20 Years Have Slipped Away:
Reality is seeing her name etched in stone. The only visible evidence of her existence, on this earth. Yet, after all these years, it is still grievous to face the fact that this has happened in my family.
Rebecca and I met in the late summer of 1963. She was preparing to return for her sophomore year at Baylor University. I had received my first Navy transfer orders having completed Avionic and flight training. For the next 18 months, I would be based in Newfoundland and begin a 14-day /16-day rotation deploying to a NATO base in Keflavik, Iceland.
I left the US thinking we were committed to each other and we corresponded that way for months via snail mail.
Beginning her junior year, she found Tommy. We returned each other's things and our commitment dissolved.
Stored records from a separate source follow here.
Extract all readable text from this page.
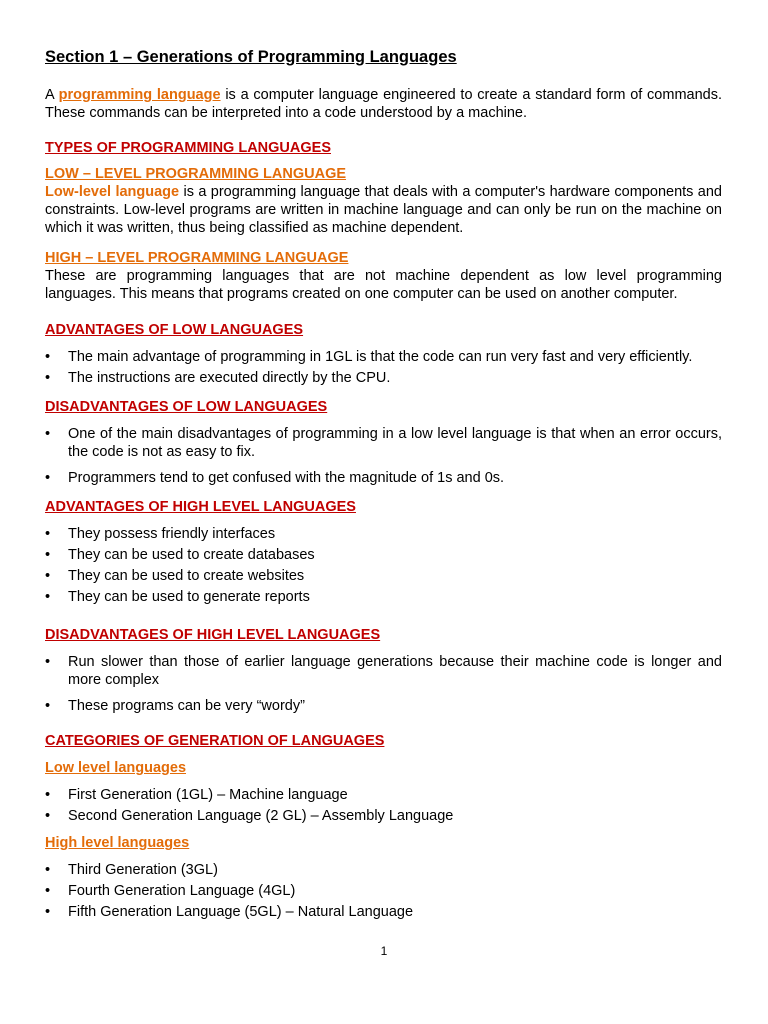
Section 1 – Generations of Programming Languages

A programming language is a computer language engineered to create a standard form of commands. These commands can be interpreted into a code understood by a machine.

TYPES OF PROGRAMMING LANGUAGES
LOW – LEVEL PROGRAMMING LANGUAGE

Low-level language is a programming language that deals with a computer's hardware components and constraints. Low-level programs are written in machine language and can only be run on the machine on which it was written, thus being classified as machine dependent.

HIGH – LEVEL PROGRAMMING LANGUAGE

These are programming languages that are not machine dependent as low level programming languages. This means that programs created on one computer can be used on another computer.

ADVANTAGES OF LOW LANGUAGES
• The main advantage of programming in 1GL is that the code can run very fast and very efficiently.
• The instructions are executed directly by the CPU.
DISADVANTAGES OF LOW LANGUAGES
• One of the main disadvantages of programming in a low level language is that when an error occurs, the code is not as easy to fix.
• Programmers tend to get confused with the magnitude of 1s and 0s.
ADVANTAGES OF HIGH LEVEL LANGUAGES
• They possess friendly interfaces
• They can be used to create databases
• They can be used to create websites
• They can be used to generate reports
DISADVANTAGES OF HIGH LEVEL LANGUAGES
• Run slower than those of earlier language generations because their machine code is longer and more complex
• These programs can be very “wordy”
CATEGORIES OF GENERATION OF LANGUAGES
Low level languages
• First Generation (1GL) – Machine language
• Second Generation Language (2 GL) – Assembly Language
High level languages
• Third Generation (3GL)
• Fourth Generation Language (4GL)
• Fifth Generation Language (5GL) – Natural Language
1
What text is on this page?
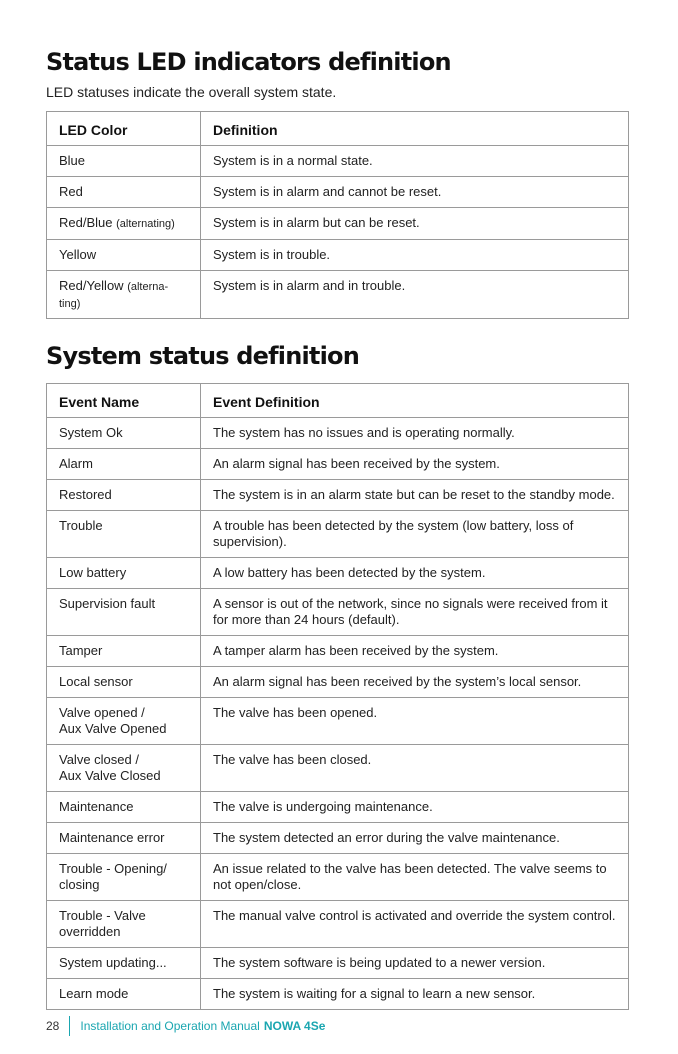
Status LED indicators definition

LED statuses indicate the overall system state.

LED Color	Definition
Blue	System is in a normal state.
Red	System is in alarm and cannot be reset.
Red/Blue (alternating)	System is in alarm but can be reset.
Yellow	System is in trouble.
Red/Yellow (alterna-
ting)	System is in alarm and in trouble.
System status definition
Event Name	Event Definition
System Ok	The system has no issues and is operating normally.
Alarm	An alarm signal has been received by the system.
Restored	The system is in an alarm state but can be reset to the standby mode.
Trouble	A trouble has been detected by the system (low battery, loss of supervision).
Low battery	A low battery has been detected by the system.
Supervision fault	A sensor is out of the network, since no signals were received from it for more than 24 hours (default).
Tamper	A tamper alarm has been received by the system.
Local sensor	An alarm signal has been received by the system’s local sensor.
Valve opened /
Aux Valve Opened	The valve has been opened.
Valve closed /
Aux Valve Closed	The valve has been closed.
Maintenance	The valve is undergoing maintenance.
Maintenance error	The system detected an error during the valve maintenance.
Trouble - Opening/
closing	An issue related to the valve has been detected. The valve seems to not open/close.
Trouble - Valve
overridden	The manual valve control is activated and override the system control.
System updating...	The system software is being updated to a newer version.
Learn mode	The system is waiting for a signal to learn a new sensor.
28 Installation and Operation Manual NOWA 4Se
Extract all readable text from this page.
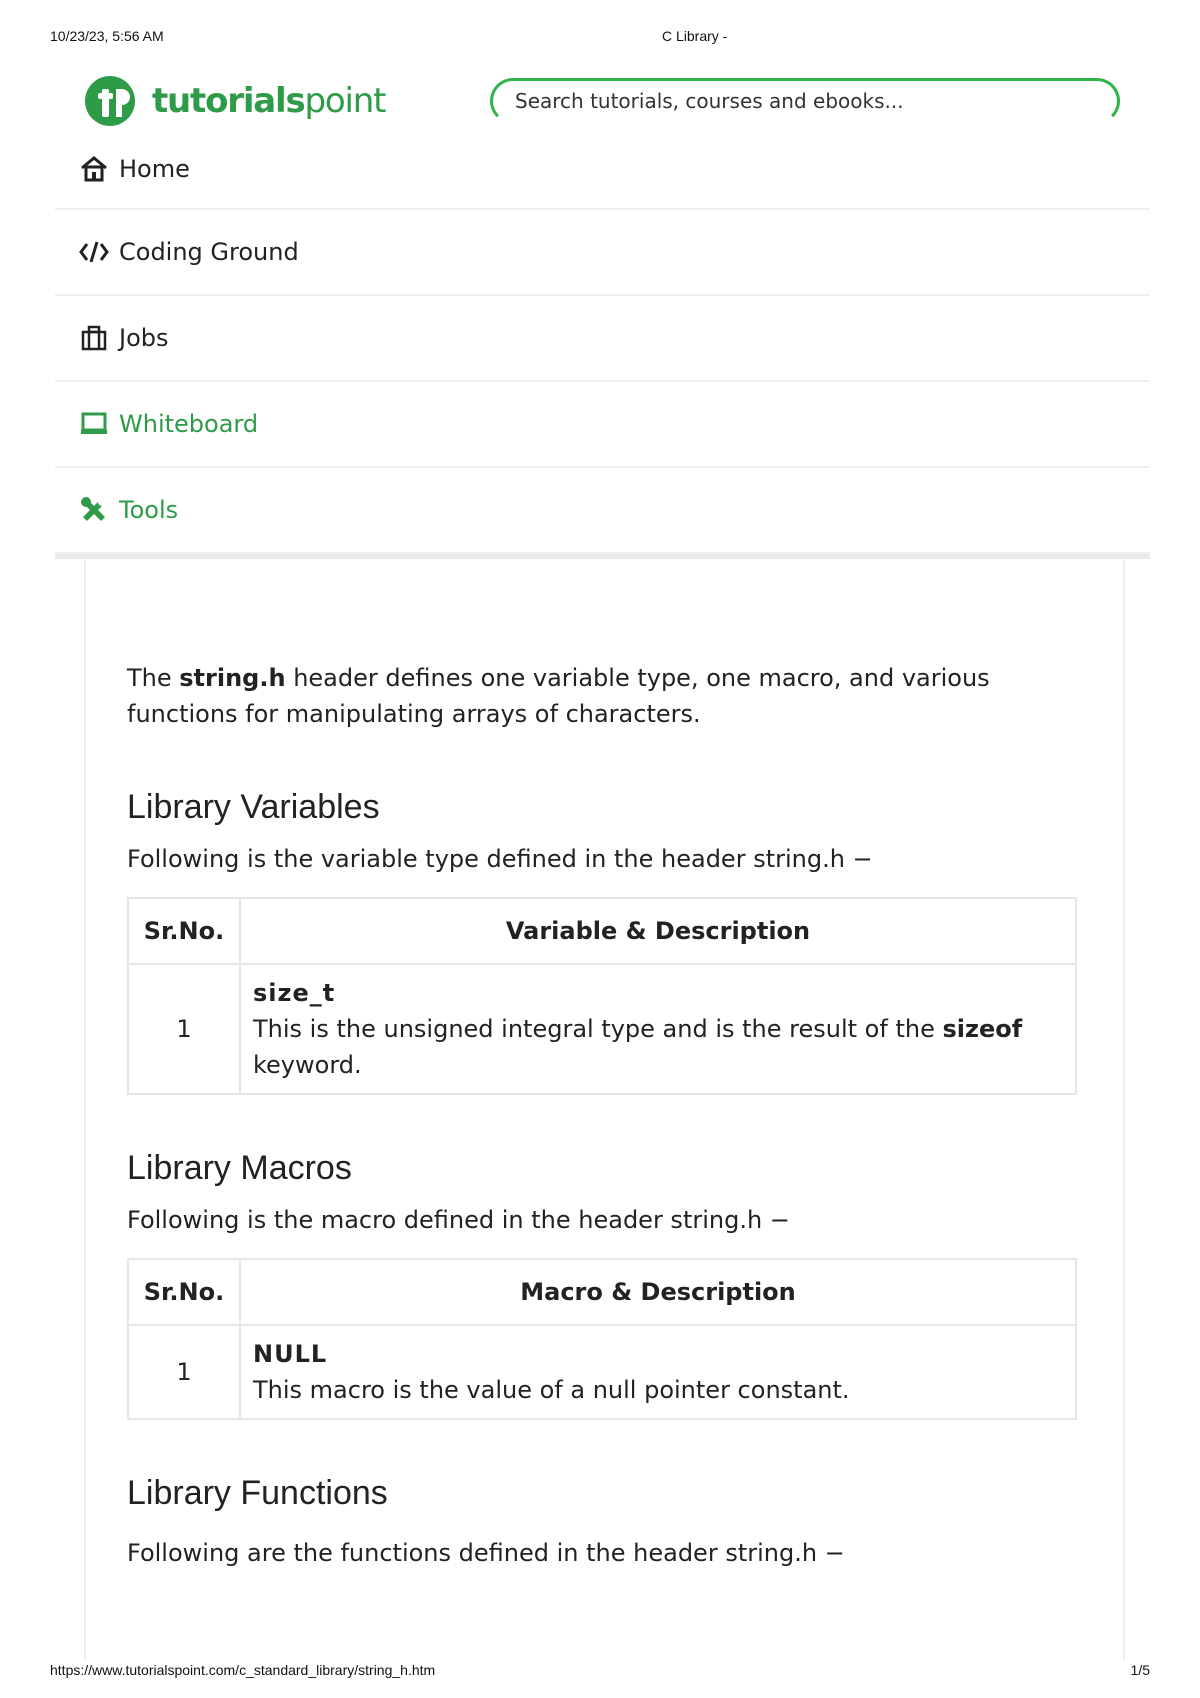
10/23/23, 5:56 AM	C Library -
tutorialspoint	Search tutorials, courses and ebooks...
Home
Coding Ground
Jobs
Whiteboard
Tools

The string.h header defines one variable type, one macro, and various functions for manipulating arrays of characters.

Library Variables

Following is the variable type defined in the header string.h −

Sr.No.	Variable & Description
1	size_t
This is the unsigned integral type and is the result of the sizeof keyword.
Library Macros

Following is the macro defined in the header string.h −

Sr.No.	Macro & Description
1	NULL
This macro is the value of a null pointer constant.
Library Functions

Following are the functions defined in the header string.h −

https://www.tutorialspoint.com/c_standard_library/string_h.htm	1/5
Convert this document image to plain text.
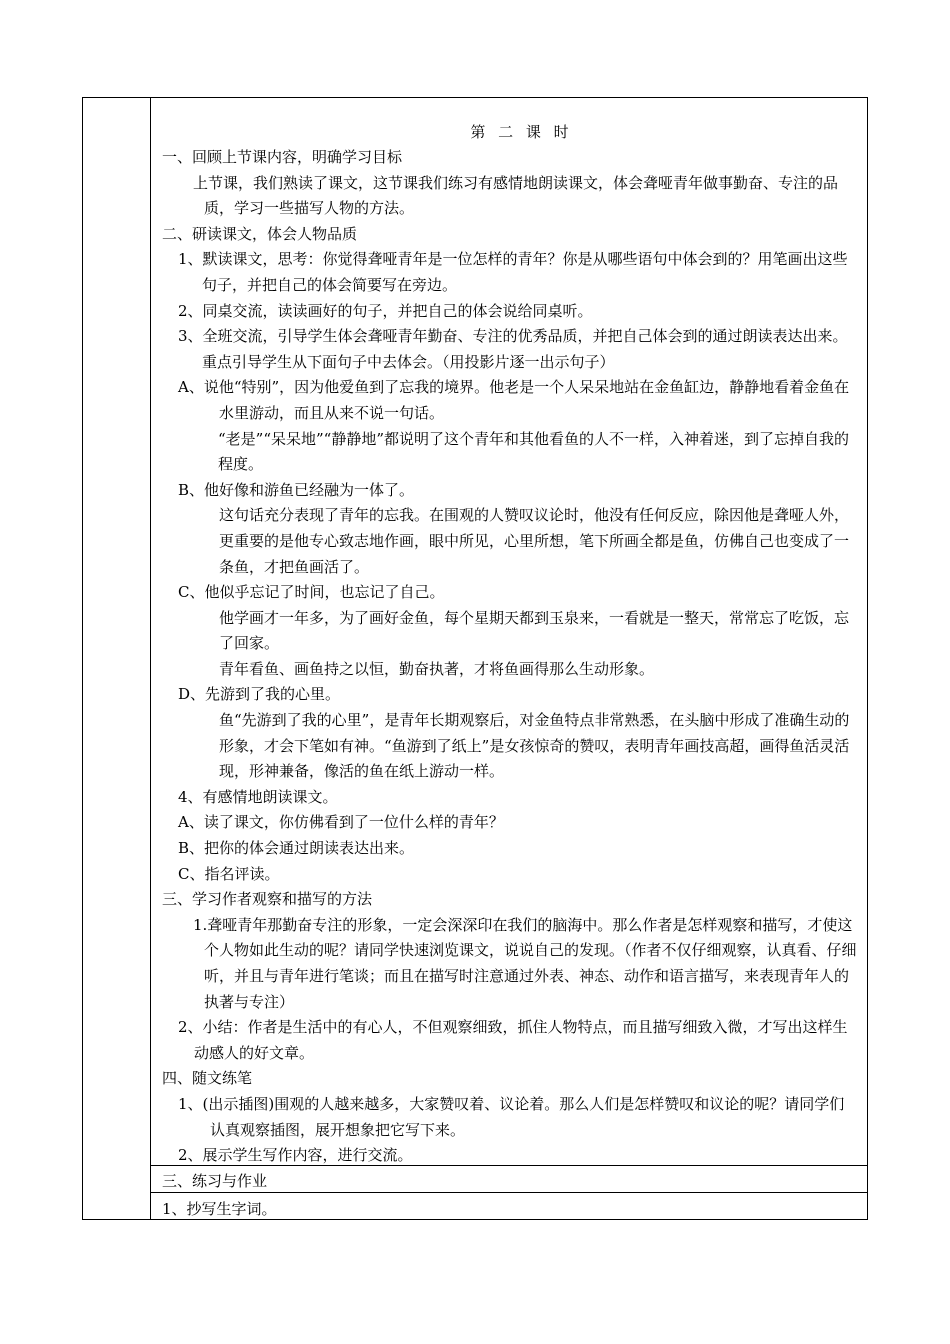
第 二 课 时

一、回顾上节课内容，明确学习目标

上节课，我们熟读了课文，这节课我们练习有感情地朗读课文，体会聋哑青年做事勤奋、专注的品质，学习一些描写人物的方法。

二、研读课文，体会人物品质

1、默读课文，思考：你觉得聋哑青年是一位怎样的青年？你是从哪些语句中体会到的？用笔画出这些句子，并把自己的体会简要写在旁边。

2、同桌交流，读读画好的句子，并把自己的体会说给同桌听。

3、全班交流，引导学生体会聋哑青年勤奋、专注的优秀品质，并把自己体会到的通过朗读表达出来。

重点引导学生从下面句子中去体会。（用投影片逐一出示句子）

A、说他“特别”，因为他爱鱼到了忘我的境界。他老是一个人呆呆地站在金鱼缸边，静静地看着金鱼在水里游动，而且从来不说一句话。

“老是”“呆呆地”“静静地”都说明了这个青年和其他看鱼的人不一样，入神着迷，到了忘掉自我的程度。

B、他好像和游鱼已经融为一体了。

这句话充分表现了青年的忘我。在围观的人赞叹议论时，他没有任何反应，除因他是聋哑人外，更重要的是他专心致志地作画，眼中所见，心里所想，笔下所画全都是鱼，仿佛自己也变成了一条鱼，才把鱼画活了。

C、他似乎忘记了时间，也忘记了自己。

他学画才一年多，为了画好金鱼，每个星期天都到玉泉来，一看就是一整天，常常忘了吃饭，忘了回家。

青年看鱼、画鱼持之以恒，勤奋执著，才将鱼画得那么生动形象。

D、先游到了我的心里。

鱼“先游到了我的心里”，是青年长期观察后，对金鱼特点非常熟悉，在头脑中形成了准确生动的形象，才会下笔如有神。“鱼游到了纸上”是女孩惊奇的赞叹，表明青年画技高超，画得鱼活灵活现，形神兼备，像活的鱼在纸上游动一样。

4、有感情地朗读课文。

A、读了课文，你仿佛看到了一位什么样的青年？

B、把你的体会通过朗读表达出来。

C、指名评读。

三、学习作者观察和描写的方法

1.聋哑青年那勤奋专注的形象，一定会深深印在我们的脑海中。那么作者是怎样观察和描写，才使这个人物如此生动的呢？请同学快速浏览课文，说说自己的发现。（作者不仅仔细观察，认真看、仔细听，并且与青年进行笔谈；而且在描写时注意通过外表、神态、动作和语言描写，来表现青年人的执著与专注）

2、小结：作者是生活中的有心人，不但观察细致，抓住人物特点，而且描写细致入微，才写出这样生动感人的好文章。

四、随文练笔

1、(出示插图)围观的人越来越多，大家赞叹着、议论着。那么人们是怎样赞叹和议论的呢？请同学们认真观察插图，展开想象把它写下来。

2、展示学生写作内容，进行交流。

三、练习与作业

1、抄写生字词。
The only reflections into that period come from details shared by her roommate and college friends along with a half-dozen pages from a journal she tucked away.
I went on to start a relationship with Margie. We met during a stop-over at a US Air Force base in Scotland. That ended in heartbreak as well.
Rebecca and I reconnected via mail just before I returned to the states.
During the summer before her senior year, we became engaged, and after a sequence of Navy, interruptions were married in the weeks following her graduation.
Was our time together more or less consistent with other's relationship? I continue to mull that thought over all the while realizing it is irrelevant, now. All relationships are unique, and over the years I find that others dealt with similar baggage to ours.
Rebecca and I were closing in on 33 years of marriage. But March 14th, 1999, changed the course of life for me. I would not know for another two days.